Parents, appearance, and opinions
This is a repost blog.
Original posts by Letter Writer #688 at Captain Awkward. Only the letter writer’s content is reproduced here; to read Captain Awkward’s advice, click through to original links.
13 Apr 2015: #688: Parents, appearance, and opinions
Hi Awkward team,
Last fall, I decided to get an undercut — long hair with a side
shave — and I love it! It looks super cute on me and it feels really
good to be able to signal my queerness in an additional way. When I went
home for Christmas, my mother was aghast. I said that it was my hair, I
liked it, and she was welcome to cut her hair in whatever way she chose.

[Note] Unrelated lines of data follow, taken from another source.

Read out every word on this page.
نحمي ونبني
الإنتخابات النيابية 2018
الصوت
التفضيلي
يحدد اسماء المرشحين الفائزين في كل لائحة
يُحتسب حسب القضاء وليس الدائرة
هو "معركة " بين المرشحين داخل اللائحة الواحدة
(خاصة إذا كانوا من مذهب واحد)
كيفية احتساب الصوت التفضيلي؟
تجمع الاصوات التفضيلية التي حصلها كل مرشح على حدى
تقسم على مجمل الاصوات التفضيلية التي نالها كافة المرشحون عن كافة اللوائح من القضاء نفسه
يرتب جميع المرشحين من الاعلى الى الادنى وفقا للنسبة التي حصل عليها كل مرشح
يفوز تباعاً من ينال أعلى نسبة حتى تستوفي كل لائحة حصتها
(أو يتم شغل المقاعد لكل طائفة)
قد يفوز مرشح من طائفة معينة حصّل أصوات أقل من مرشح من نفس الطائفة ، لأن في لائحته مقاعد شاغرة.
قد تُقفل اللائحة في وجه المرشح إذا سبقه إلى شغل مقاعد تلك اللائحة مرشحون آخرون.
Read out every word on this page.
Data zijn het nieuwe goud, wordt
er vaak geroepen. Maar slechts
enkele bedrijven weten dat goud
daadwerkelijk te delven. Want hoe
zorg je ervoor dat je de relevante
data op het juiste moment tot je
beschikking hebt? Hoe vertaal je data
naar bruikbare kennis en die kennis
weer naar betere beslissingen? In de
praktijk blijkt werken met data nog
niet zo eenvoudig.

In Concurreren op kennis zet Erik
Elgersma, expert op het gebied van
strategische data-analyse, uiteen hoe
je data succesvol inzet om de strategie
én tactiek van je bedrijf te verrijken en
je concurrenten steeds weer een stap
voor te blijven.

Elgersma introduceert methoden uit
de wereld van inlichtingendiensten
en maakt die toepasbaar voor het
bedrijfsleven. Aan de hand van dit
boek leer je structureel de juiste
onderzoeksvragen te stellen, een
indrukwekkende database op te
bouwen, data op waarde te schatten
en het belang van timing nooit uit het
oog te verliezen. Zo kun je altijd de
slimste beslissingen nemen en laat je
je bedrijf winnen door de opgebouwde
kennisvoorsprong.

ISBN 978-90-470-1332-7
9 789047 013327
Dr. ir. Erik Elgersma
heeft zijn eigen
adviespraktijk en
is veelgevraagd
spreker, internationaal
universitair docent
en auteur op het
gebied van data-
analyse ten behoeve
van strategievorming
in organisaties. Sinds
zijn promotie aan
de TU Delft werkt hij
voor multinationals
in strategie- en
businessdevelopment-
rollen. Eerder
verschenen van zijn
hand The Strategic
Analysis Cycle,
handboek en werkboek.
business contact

She pouted and mumbled something about how at least it wasn’t a tattoo.
(To which I responded, I reserve the right to do that if I want to,
too.) I thought this would be the end of it, but almost every time I’ve
talked to her since, we have this “conversation”:
Mom: [out of nowhere] I just want you to know your hair will
grow back.
Me: …. I’m aware? But I like it this way, and I’m going to
keep it like this for a while.
And then she spends a while trying to convince me that I am
going to get tired of the maintenance or I’m going to find that’s it’s
not professional enough.
I don’t know exactly what her deal is, but it doesn’t matter, because I am super tired of talking about it. I’m 30! It’s my hair!
What’s a good script to squash this conversation the next time it comes up?
Sincerely,
At Least She’s Not Bugging Me About Grandkids This
Week
5 January 2017: UPDATE on an Open Thread
I’m LW 688 aka “My mom hates my haircut!”
I found everyone’s comments INCREDIBLY validating.
The next time I was on the phone with my mom, she brought up my hair again, and I said, “I don’t want to talk about my haircut.” She was stunned into silence, and then changed the subject. I was like, OH MY GOD, is it really that easy?????? (It was not). At the end of the conversation, she was like, “I just want to leave you with this wisdom: You’re gay, and that’s not going to change, but you can still be cute.”
And I was like, “…I AM cute, but the way that I look and feel cute as a gay woman is different than if I were a straight woman.”
And she said, “Well, when does it stop being different?”
I said, “Mom, it’s always going to be different.”
She had one more extinction burst via text message, which I did not respond to. But then she actually did stop bugging me about my hair! This root issue here — my mom wanting me to look more feminine / not gay / her definition of cute — has not been solved, and it has definitely popped up in other ways ( the latest being around clothing). It does kind of feel like whack-a-mole, though I feel like I’m getting better at whacking, and I think that’s a success!